02/04/2008 The saw blade makers come home to roost
|A customer recently walked into our store and showed Jocko a package of Olson fret saw blades. Jocko got all excited and called everyone over to look at the package of blades. Nothing unusual in that. The kicker was that the guy said that he had bought those blades from Mr. Olson himself, before he retired and sold the company in the late '70's or early '80's, and the factory was located right here. By "here" he meant literally here, as in 32 33rd street Brooklyn NY. Our building!!!!! Wow, what a small world!!|
We carry Olsen fret saw blades and we all thought this was really cool. The blades are interesting too. This was an Olson invention - the last three teeth on the saw blade go the other way so that when you are on the upstroke with the backwards teeth, the blade cuts from the bottom and prevents tearout. These blades are pretty hefty, and when Mr. Olsen sold out, he told our customer, who was a puzzle maker, to buy a lot of blades. He did - 25 gross of blades. The package he showed us was the second to last package of blades left.
I don't know much about Olson brothers, other than that that Chuck Olson is still at Olson and that the company is now part of Blackstone Industries in Connecticut. So I gave Chuck a call for the straight dope.
Olson Bros. was founded by Chuck Olson's grandfather, Albert Olson, in 1918. Albert was originally a coal miner from Lance, PA and Chuck didn't know exactly why he ended up in Brooklyn making saw blades. Brooklyn was a pretty happening town in 1918, so it does make a little sense that a young man trying to start a company would easily find himself in Brooklyn. From 1918 to about 1960, the company was in the Maltz building on Flatbush Avenue (now part of Long Island University's Brooklyn campus)and then moved here to 32 33rd Street (on the fourth floor in the front; we're on the back part of the fifth floor). Our neighborhood is on the outskirts of Sunset Park, which, at that time had a large Swedish and Scandinavian population and was sometimes known as "Finn Town." The Olson family was Swedish, so that was presumably a draw to the neighborhood, though they didn't live in the area. Early on, Albert's other brothers joined the company, but the company was later run by Stanley Olson, Albert's son and Chuck's father. Chuck started helping out his dad in 1957 at age 12.

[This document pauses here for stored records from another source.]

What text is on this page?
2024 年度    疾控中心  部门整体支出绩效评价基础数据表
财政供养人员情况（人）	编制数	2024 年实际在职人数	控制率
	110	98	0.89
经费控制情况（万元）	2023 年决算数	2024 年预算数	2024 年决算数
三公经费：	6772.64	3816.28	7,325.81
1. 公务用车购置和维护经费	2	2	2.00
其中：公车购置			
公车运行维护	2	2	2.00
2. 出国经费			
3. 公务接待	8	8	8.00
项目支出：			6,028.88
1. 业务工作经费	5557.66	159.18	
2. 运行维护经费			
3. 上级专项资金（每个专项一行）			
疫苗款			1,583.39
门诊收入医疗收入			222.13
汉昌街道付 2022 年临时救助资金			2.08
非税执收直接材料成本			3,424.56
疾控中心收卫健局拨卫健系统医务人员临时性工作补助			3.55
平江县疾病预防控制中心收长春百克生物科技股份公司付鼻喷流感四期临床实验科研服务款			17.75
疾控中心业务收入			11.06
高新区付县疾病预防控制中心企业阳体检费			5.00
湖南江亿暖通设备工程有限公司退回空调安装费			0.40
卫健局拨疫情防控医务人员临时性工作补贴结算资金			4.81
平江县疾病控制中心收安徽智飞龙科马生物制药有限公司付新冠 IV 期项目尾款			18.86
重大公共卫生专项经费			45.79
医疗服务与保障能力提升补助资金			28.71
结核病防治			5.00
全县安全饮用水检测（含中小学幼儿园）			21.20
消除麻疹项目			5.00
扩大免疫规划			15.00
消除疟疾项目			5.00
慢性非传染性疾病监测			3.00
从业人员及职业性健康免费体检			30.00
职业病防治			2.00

Bush Terminal Market was build as a warehouse complex for the docks, but with the invention of the pallet in the mid 1920's, multiple story warehouses made a lot less sense, and of course trucking became more important than railroads. So by the 1960's there was a lot of manufacturing going on in the complex, including a large cardboard box factory on the first and second floor of this building.
Things change. Sunset Park is now mostly Chinese, Mexican and Columbian. We have our own Chinatown and some of the best Chinese and South American restaurants in New York City. Olson Brothers sold to Blackstone Industries in 1976 and Stanley Olson retired. Chuck Olson moved to Connecticut with Blackstone and is still there running the show. The box factory is still downstairs and there is a cabinet shop on the fourth floor where Olson used to be.